Она немного посопротивлялась этой идее, но совсем немного. Как бы там ни было, ей нравилось не работать. Когда мы выходили, у меня сжалось сердце, я не мог удержаться и сказал: “Ключ, наверное, у вас”. Как нельзя естественнее она вытащила крохотный ключик из своей сумочки и, закрыв дверь, бросила его обратно. К чему было расспрашивать ее в подобный момент? Столь немыслимый поступок с ее стороны, порыв, который заставил ее решительно взять у меня бумажник, запустить в него руку и вытащить ключ, не имел в этом мире никаких оправданий, и вопросы, в свою очередь, казались мне столь же нескромными, как и то, в чем я мог бы ее упрекнуть. Если несчастье судило, что некто, кого ставишь выше всех и любишь больше всего, прочел не предназначавшееся ему письмо, нужно от этого отказаться, не забыть, нет, но, если знаешь, никогда этого не знать, а если догадываешься, сделать невозможным, абсолютно уверовав в истину и верность, — и на самом деле это отвратительное событие начинает само себя стыдиться и вскоре самоуничтожается.
Если бы я начал расспрашивать Н., она бы сказала: “Да, я взяла этот ключ”. И если бы я спросил — почему вы это сделали? — ответ, который она бы без колебаний дала, который она была готова дать в любой момент, по природе своей оказался бы таков, что ни она, ни я не смогли бы уже прожить те часы и дни нормальной жизнью. Ну да, у меня оставалось только одно желание, я хотел зайти с ней сюда, вот в это кафе, погрузиться в занудство вон того кино, расслышать в ней какой-то смешок, который свидетельствовал бы только о легкомысленном тщеславии; более же всего я хотел сохранить за ней имя Натали, пусть даже ценой обкусанных ногтей и ранки на лбу.
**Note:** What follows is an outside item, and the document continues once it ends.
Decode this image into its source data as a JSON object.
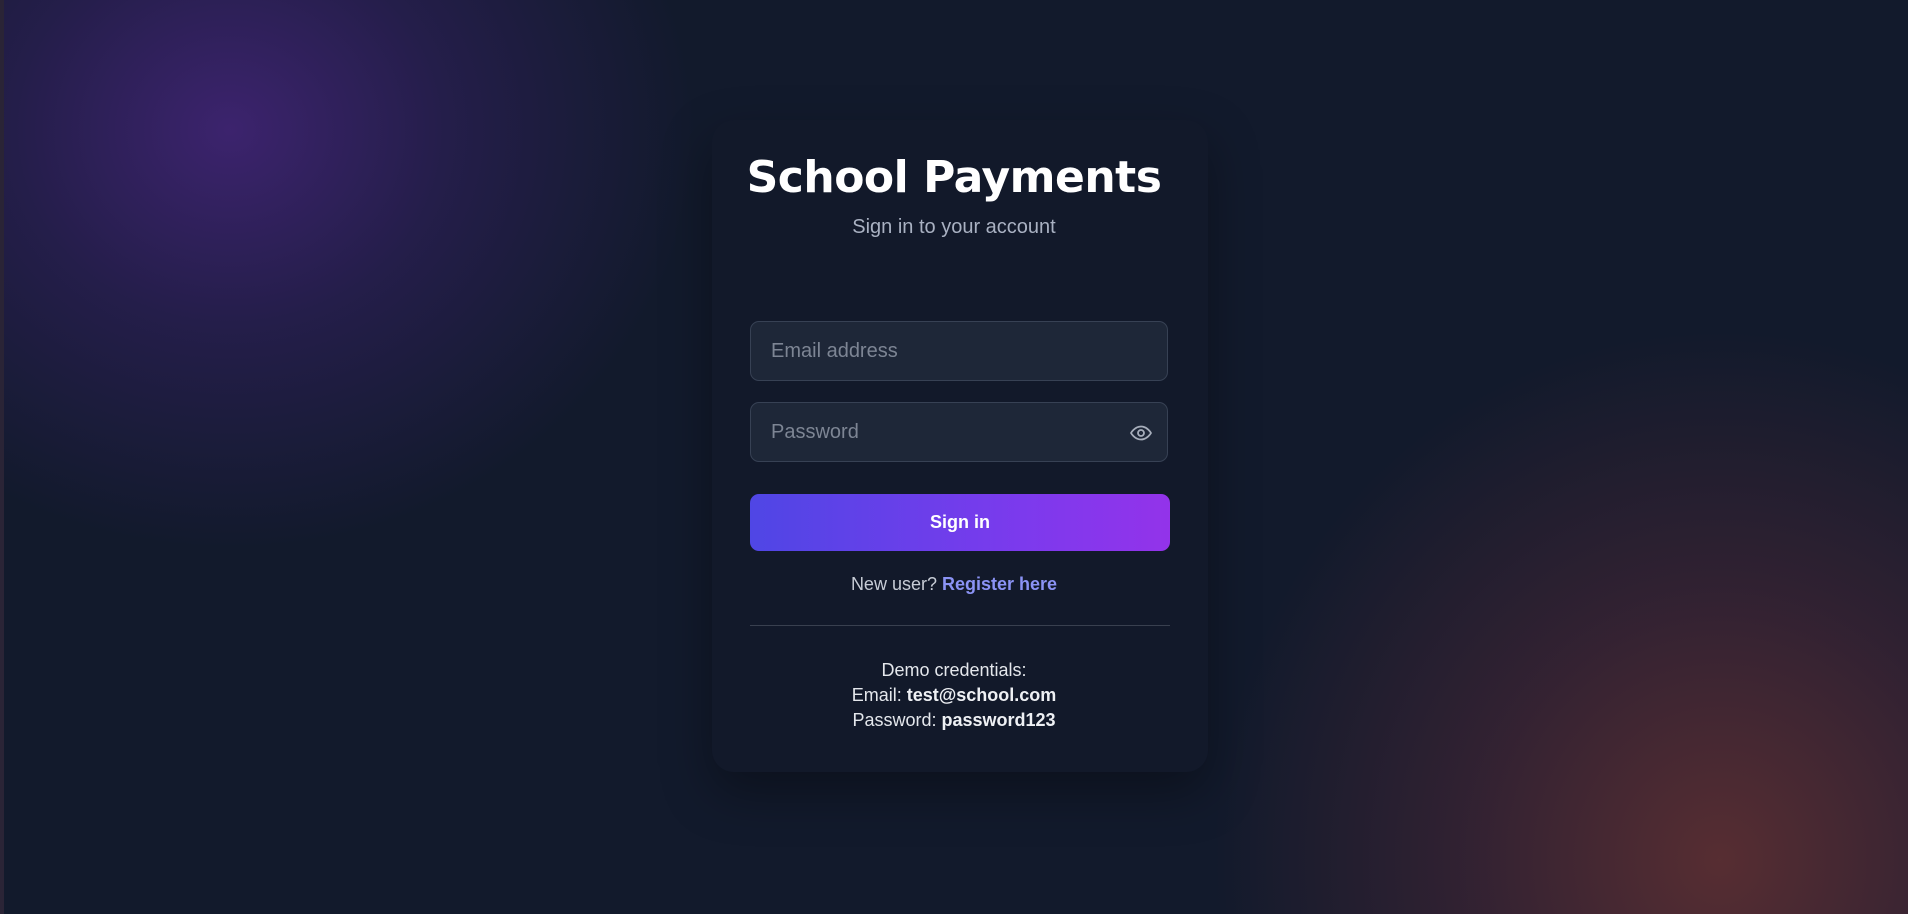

Не вижу, почему бы этим часам и дням не быть самыми счастливыми. Влекомый то порывом, то эмоцией, я вел себя так, что у меня не оставалось времени почувствовать что-либо кроме истины этого порыва и силы этой эмоции. Что Н. нередко оставалась весьма сдержанной, не воспринималось мною как недостаток, скорее от этого возрастала моя собственная несдержанность, и в своих все более и более требовательных горячке и неистовстве я принимал ее манеру издалека поддерживать мое беспредельное нетерпение, страсть проводить время вместе за столь же горячечный порыв. К тому же, нет никаких сомнений, она до крайности ко мне привязалась — причем день ото дня привязывалась все сильнее; но слово “привязанность” — о чем оно нам говорит? Или слово “страсть”, каков его смысл? А слово “исступление”? Кому ведомо самое сильное чувство? Только мне, и я знаю, что оно самое что ни на есть ледяное, ибо оно восторжествовало и посейчас еще торжествует над безмерным поражением — и ныне, и во веки веков, будто для него нет больше времени.